According to a survey conducted by debt charity Citizens Advice found that a less than a third of people who released pension funds last year shopped around sufficiently.
The survey showed that 70% of people who had made use of new pension freedoms, allowing them to access funds as a lump sum or reinvest instead of purchasing an annuity, failed to shop around and as a result may have missed out on the best deals.
Since the pension freedoms were introduced last year, large numbers of people have chosen to make use of drawdown schemes, allowing them to take out 25% of their pension pot as a lump sum, and leave the rest reinvested to be accessed as and when it is needed. This is becoming an increasingly popular alternative to an annuity, whereby the pension fund is released to the holder as a regular income.
Citizens Advice found that of those who had opted for a drawdown scheme, only 39% had actually shopped around to see how best their funds could be invested. This is compared to those who opted to purchase an annuity, of which 57% said they had looked at other providers’ deals to see which would be best.
Citizens Advice chief executive Gillian Guy said that these statistics were worrying, and meant that a large proportion of pension holders were potentially missing out on returns.
She said: “Picking a pension product is one of the biggest financial decisions people will ever make, so it’s worrying that so many aren’t shopping around.
“More and more consumers are choosing drawdown products but our research shows they aren’t checking whether they’re getting the best deal. The government and industry needs to work together to make it easier for consumers to compare drawdown products and choose the one which best meets their needs.”
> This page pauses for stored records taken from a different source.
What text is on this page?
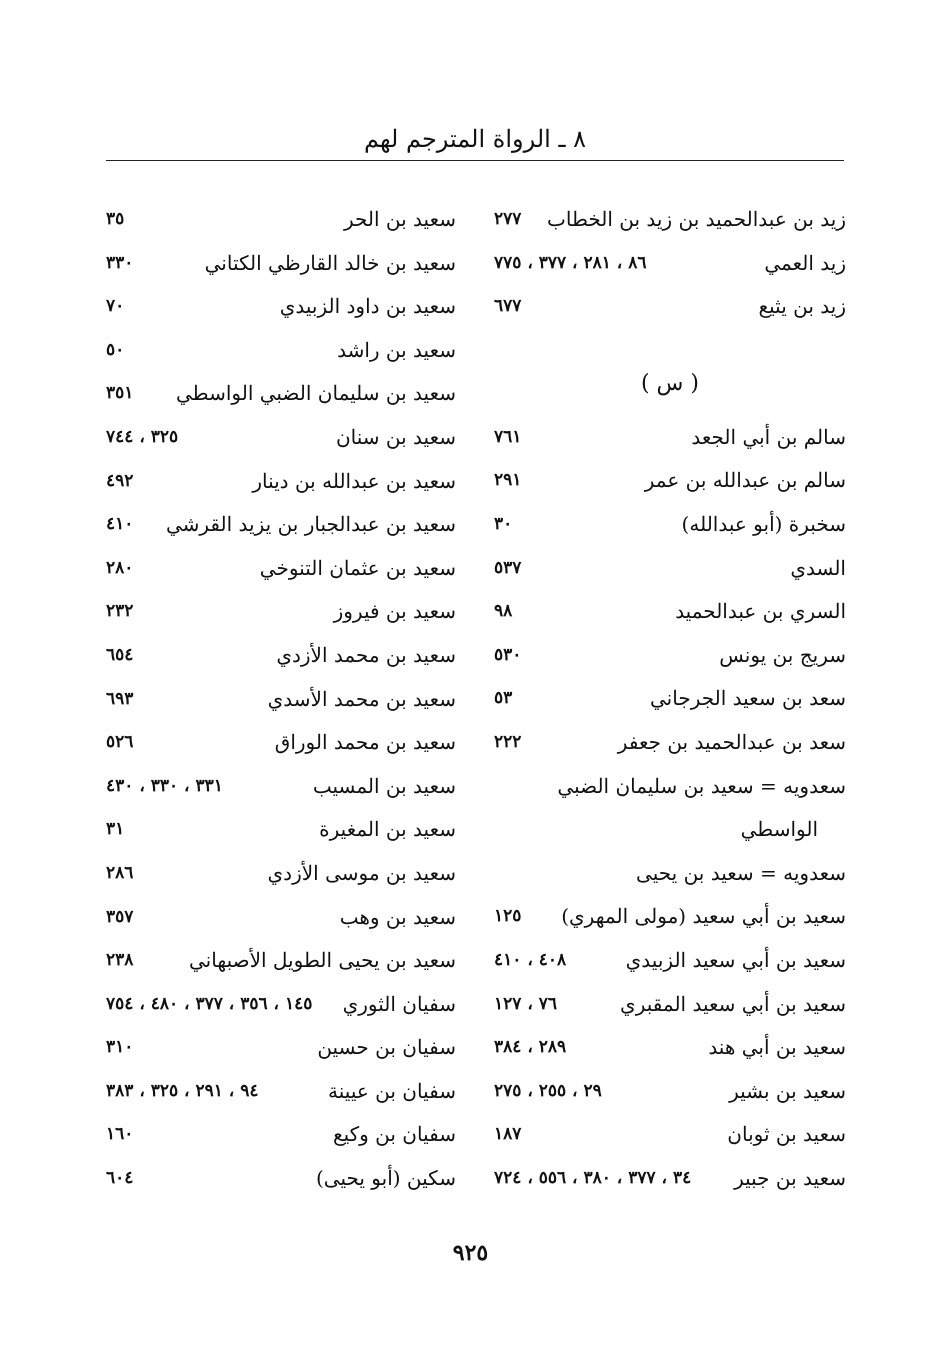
٨ ـ الرواة المترجم لهم
زيد بن عبدالحميد بن زيد بن الخطاب
٢٧٧
زيد العمي
٨٦ ، ٢٨١ ، ٣٧٧ ، ٧٧٥
زيد بن يثيع
٦٧٧
( س )
سالم بن أبي الجعد
٧٦١
سالم بن عبدالله بن عمر
٢٩١
سخبرة (أبو عبدالله)
٣٠
السدي
٥٣٧
السري بن عبدالحميد
٩٨
سريج بن يونس
٥٣٠
سعد بن سعيد الجرجاني
٥٣
سعد بن عبدالحميد بن جعفر
٢٢٢
سعدويه = سعيد بن سليمان الضبي
الواسطي
سعدويه = سعيد بن يحيى
سعيد بن أبي سعيد (مولى المهري)
١٢٥
سعيد بن أبي سعيد الزبيدي
٤٠٨ ، ٤١٠
سعيد بن أبي سعيد المقبري
٧٦ ، ١٢٧
سعيد بن أبي هند
٢٨٩ ، ٣٨٤
سعيد بن بشير
٢٩ ، ٢٥٥ ، ٢٧٥
سعيد بن ثوبان
١٨٧
سعيد بن جبير
٣٤ ، ٣٧٧ ، ٣٨٠ ، ٥٥٦ ، ٧٢٤
سعيد بن الحر
٣٥
سعيد بن خالد القارظي الكتاني
٣٣٠
سعيد بن داود الزبيدي
٧٠
سعيد بن راشد
٥٠
سعيد بن سليمان الضبي الواسطي
٣٥١
سعيد بن سنان
٣٢٥ ، ٧٤٤
سعيد بن عبدالله بن دينار
٤٩٢
سعيد بن عبدالجبار بن يزيد القرشي
٤١٠
سعيد بن عثمان التنوخي
٢٨٠
سعيد بن فيروز
٢٣٢
سعيد بن محمد الأزدي
٦٥٤
سعيد بن محمد الأسدي
٦٩٣
سعيد بن محمد الوراق
٥٢٦
سعيد بن المسيب
٣٣١ ، ٣٣٠ ، ٤٣٠
سعيد بن المغيرة
٣١
سعيد بن موسى الأزدي
٢٨٦
سعيد بن وهب
٣٥٧
سعيد بن يحيى الطويل الأصبهاني
٢٣٨
سفيان الثوري
١٤٥ ، ٣٥٦ ، ٣٧٧ ، ٤٨٠ ، ٧٥٤
سفيان بن حسين
٣١٠
سفيان بن عيينة
٩٤ ، ٢٩١ ، ٣٢٥ ، ٣٨٣
سفيان بن وكيع
١٦٠
سكين (أبو يحيى)
٦٠٤
٩٢٥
Citizens Advice has called for the government to work on introducing a freely available drawdown comparison tool, allowing people to easily find out how much money they could be making by changing provider, and how much they’d be missing out on if they didn’t.
There are currently various pension review services available to people who wish to explore the various options they have when they come to be able to release some or all of their funds, though many are put off by early exit fees.
Of the people surveyed by Citizens Advice, around 15% said that they had decided against changing provider because they wanted to avoid early exit fees.
Pension exit fees have been in the spotlight recently, receiving attention from Citizens Advice and the Financial Conduct Authority, both of whom have called for caps.
The FCA has called for a maximum exit fee of 1% of the value of the pension pot, after it emerged that some pension holders have been paying early exit fees as high costing to 10% of the funds’ value.
The FCA said that they are “consulting to impose a cap on early exit chares where a consumer takes, converts or transfers their pensions savings on or after the age of 55,” adding that “new requirements are also being introduced so firms encourage consumers to explore the full range of options when accessing their pension savings”.
Citizens Advice has argued that even the FCA’s proposed 1% cap may be too high, instead calling for a flat maximum of £50 charged to those who redeem of transfer their pensions early.
Guy said: “The threat of excessive charges can put people off making the right pension choices.
“A standard £50 exit fee across all types of pensions will mean consumers can make the most of the pension freedoms.”